Special interests is another area where I’ve surpressed myself. As I’ve spoken about before, I have several very non-marketable special interests. As a result, I pushed these to the side to focus on writing and subsequently teaching, as they are ‘serious’ interests that will actually feed into my career. That’s not to say I don’t greatly enjoy them, but they are not the deep-brain kind of special interest, where I can zone out for hours doing research, and feel a profound feeling that I must do them.
Obviously, I can’t spend all day singing songs in Esperanto and making UTAUloids, and fuck me backwards that’s an issue, but I can, and must, eke out time to delve into my special interests, because they undoubtedly enrich my mind and my mood. And who knows, maybe one day I will be able to monetise them.

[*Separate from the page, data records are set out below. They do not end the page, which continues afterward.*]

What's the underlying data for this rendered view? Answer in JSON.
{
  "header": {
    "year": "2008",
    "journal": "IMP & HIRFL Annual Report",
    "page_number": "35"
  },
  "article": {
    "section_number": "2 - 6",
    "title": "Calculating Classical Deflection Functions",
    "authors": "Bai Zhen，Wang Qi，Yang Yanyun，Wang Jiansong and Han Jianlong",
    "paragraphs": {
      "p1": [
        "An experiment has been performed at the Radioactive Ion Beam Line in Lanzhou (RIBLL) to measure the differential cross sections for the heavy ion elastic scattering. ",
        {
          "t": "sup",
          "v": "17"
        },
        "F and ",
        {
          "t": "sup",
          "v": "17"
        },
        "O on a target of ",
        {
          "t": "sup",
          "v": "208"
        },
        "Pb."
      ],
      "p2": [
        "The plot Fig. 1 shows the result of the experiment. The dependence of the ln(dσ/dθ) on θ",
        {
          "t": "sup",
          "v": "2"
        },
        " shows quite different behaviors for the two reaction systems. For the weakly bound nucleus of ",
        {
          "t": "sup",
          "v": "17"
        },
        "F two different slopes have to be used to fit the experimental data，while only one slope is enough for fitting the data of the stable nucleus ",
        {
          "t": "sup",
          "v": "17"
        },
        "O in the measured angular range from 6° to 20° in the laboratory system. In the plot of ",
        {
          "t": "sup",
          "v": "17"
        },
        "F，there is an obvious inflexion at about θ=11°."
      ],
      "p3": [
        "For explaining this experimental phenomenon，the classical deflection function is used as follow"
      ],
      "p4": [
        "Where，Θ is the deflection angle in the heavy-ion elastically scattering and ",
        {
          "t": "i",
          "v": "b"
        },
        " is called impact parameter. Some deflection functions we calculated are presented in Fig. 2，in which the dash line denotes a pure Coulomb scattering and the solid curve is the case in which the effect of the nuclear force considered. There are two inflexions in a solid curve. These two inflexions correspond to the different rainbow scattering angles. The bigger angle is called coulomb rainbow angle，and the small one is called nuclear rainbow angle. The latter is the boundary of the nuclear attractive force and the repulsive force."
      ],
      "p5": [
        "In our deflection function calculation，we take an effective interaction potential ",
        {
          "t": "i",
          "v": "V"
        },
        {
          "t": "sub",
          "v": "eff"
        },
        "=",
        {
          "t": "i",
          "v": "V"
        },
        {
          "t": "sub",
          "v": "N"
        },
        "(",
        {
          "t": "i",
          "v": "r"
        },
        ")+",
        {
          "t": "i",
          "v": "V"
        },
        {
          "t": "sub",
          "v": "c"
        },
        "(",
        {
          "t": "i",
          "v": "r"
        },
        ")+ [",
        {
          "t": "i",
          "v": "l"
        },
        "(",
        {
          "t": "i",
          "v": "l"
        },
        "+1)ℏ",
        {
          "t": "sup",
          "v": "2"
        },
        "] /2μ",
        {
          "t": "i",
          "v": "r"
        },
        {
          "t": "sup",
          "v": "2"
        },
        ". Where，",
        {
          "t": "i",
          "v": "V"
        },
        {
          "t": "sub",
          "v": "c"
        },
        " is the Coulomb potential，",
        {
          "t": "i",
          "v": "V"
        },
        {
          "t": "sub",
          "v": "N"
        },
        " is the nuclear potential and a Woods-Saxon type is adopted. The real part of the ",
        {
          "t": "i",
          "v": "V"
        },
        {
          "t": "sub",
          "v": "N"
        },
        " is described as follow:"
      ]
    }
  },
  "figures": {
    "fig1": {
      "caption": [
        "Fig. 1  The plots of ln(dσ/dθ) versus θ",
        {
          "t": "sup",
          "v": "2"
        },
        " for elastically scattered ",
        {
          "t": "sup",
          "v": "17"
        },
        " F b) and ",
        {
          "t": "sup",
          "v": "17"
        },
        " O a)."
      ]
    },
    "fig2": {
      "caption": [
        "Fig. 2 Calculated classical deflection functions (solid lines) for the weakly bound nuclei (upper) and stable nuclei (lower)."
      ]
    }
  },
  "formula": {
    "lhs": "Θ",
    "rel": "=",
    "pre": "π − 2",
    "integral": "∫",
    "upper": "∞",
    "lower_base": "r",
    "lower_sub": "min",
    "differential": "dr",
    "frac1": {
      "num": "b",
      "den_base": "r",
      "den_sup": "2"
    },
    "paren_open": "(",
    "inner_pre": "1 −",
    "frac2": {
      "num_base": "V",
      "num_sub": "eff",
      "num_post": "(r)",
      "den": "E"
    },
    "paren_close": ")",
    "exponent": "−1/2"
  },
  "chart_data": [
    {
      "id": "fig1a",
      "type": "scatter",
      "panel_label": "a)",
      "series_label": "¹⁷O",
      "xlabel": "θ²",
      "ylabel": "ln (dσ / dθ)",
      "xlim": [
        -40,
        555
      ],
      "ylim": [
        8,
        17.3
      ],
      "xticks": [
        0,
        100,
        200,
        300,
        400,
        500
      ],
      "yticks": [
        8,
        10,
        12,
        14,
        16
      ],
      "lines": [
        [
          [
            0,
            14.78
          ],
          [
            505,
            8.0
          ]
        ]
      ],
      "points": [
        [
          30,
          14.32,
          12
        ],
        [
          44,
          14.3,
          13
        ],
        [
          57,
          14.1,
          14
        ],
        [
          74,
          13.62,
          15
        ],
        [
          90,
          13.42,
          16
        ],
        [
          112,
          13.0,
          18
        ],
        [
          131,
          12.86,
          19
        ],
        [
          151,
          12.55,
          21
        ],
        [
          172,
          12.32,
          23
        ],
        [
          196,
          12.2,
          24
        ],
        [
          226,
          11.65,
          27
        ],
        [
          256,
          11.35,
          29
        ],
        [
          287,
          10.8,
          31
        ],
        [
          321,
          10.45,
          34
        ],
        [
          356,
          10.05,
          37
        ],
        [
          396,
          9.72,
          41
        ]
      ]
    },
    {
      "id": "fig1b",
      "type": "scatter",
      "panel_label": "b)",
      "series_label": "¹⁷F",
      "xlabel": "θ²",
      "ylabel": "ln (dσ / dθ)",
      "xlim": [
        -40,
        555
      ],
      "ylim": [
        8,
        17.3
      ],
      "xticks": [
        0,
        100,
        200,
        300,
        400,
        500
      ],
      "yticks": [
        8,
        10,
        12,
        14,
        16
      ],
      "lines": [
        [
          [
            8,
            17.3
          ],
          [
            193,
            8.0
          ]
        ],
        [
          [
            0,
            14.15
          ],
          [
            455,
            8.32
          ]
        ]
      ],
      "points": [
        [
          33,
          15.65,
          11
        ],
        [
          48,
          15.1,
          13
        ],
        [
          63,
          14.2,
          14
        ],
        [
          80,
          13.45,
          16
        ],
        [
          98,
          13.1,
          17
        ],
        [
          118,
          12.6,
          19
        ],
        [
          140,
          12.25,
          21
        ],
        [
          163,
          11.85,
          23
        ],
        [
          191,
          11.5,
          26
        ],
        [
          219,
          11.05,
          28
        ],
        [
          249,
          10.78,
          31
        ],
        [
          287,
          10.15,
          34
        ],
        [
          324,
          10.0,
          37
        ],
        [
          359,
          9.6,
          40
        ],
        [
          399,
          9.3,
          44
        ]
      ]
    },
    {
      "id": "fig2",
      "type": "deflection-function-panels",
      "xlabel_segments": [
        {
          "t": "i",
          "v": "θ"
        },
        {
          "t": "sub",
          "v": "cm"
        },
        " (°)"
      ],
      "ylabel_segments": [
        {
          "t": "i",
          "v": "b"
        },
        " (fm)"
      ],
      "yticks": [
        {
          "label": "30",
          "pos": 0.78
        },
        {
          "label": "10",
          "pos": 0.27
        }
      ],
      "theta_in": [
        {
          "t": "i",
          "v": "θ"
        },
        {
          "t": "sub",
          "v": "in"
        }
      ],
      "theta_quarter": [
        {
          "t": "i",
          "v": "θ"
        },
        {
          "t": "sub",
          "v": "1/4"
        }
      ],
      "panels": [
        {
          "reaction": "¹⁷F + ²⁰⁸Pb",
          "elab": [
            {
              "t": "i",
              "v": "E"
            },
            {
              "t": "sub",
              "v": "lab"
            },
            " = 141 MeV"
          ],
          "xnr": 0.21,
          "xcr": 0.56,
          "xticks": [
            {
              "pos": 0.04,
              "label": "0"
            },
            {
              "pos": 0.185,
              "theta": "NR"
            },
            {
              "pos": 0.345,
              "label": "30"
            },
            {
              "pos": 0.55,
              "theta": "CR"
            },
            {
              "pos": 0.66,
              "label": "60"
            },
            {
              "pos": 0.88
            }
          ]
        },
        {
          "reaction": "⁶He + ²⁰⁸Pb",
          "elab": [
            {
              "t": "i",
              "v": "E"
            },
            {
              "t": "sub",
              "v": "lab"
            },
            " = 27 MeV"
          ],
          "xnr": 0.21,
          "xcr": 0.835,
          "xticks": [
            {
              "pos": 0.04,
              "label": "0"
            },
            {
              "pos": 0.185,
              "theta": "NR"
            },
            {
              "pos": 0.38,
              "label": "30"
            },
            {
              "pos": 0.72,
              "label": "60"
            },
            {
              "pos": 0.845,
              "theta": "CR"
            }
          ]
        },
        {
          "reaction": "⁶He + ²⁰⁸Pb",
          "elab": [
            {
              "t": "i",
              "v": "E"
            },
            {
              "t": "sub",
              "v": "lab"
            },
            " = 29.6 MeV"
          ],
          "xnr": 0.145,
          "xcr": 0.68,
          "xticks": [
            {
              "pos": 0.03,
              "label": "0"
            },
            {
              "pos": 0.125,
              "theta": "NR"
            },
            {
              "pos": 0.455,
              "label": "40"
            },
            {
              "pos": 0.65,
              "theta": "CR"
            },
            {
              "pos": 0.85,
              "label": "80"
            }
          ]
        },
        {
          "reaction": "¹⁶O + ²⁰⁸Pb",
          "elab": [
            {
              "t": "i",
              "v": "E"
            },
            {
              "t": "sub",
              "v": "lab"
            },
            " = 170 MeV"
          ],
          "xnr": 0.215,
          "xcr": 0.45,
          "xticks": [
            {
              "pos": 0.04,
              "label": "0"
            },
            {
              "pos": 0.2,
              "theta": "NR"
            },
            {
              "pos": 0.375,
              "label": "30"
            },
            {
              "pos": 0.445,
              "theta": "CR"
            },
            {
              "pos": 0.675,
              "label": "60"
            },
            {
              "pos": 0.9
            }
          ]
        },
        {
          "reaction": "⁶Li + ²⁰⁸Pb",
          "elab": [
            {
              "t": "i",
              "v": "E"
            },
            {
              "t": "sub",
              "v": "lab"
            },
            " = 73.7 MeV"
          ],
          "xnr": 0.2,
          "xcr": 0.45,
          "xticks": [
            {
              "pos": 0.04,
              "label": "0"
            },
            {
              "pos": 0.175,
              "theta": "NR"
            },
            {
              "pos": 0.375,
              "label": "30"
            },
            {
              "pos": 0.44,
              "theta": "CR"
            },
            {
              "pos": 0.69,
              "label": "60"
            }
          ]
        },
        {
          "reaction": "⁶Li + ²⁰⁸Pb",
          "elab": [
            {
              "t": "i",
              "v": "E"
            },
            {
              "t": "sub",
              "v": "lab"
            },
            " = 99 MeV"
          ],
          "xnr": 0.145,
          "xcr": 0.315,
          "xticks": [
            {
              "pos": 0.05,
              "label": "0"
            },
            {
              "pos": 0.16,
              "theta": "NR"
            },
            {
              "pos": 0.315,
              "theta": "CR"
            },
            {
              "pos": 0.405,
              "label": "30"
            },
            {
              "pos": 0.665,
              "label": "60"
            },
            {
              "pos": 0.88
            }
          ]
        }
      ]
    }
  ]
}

How ironic it is that masking, which is often encouraged by neurotypical practitioners as a way of integrating into a healthy social and mental life, can cause such negative addictions and emotions! Already, having just taken on this new resolve to be more actively pro-autistic, I feel infinitely more balanced and happy. That’s not to say there won’t be rough patches, but I feel like I’ve ignored this facet for too long in my quest of self-discovery. Even though I was celebrating my trans self, my teacher self, my creative self, I was stifling my autistic self, and it came to bite me back. In a way, I’m lucky that I didn’t get to a more serious shutdown before realising this, as now I can proactively perform the self-care necessary to prevent them in future.
So what will happen to this blog? I am going to continue it, I think, but not at a daily pace. I may very well work on it daily, but there won’t be daily articles. While I’ve really enjoyed putting work out there regularly, I feel like there’s a balance of quality and time and that for me it leans slightly more towards one to two articles a week. I want my content to be a little longer, a little deeper, and a lot zanier.
Because that’s it: I’m back at the stage of knowing how much I still don’t know. There is so much to learn about myself, about other autistic people, so many conversations to listen to and join in, paths to forge. I want to make autism a part of my life like it never has been before. Likely, that will be the main focus of this blog going forward. I hope you’ll join me for the ride.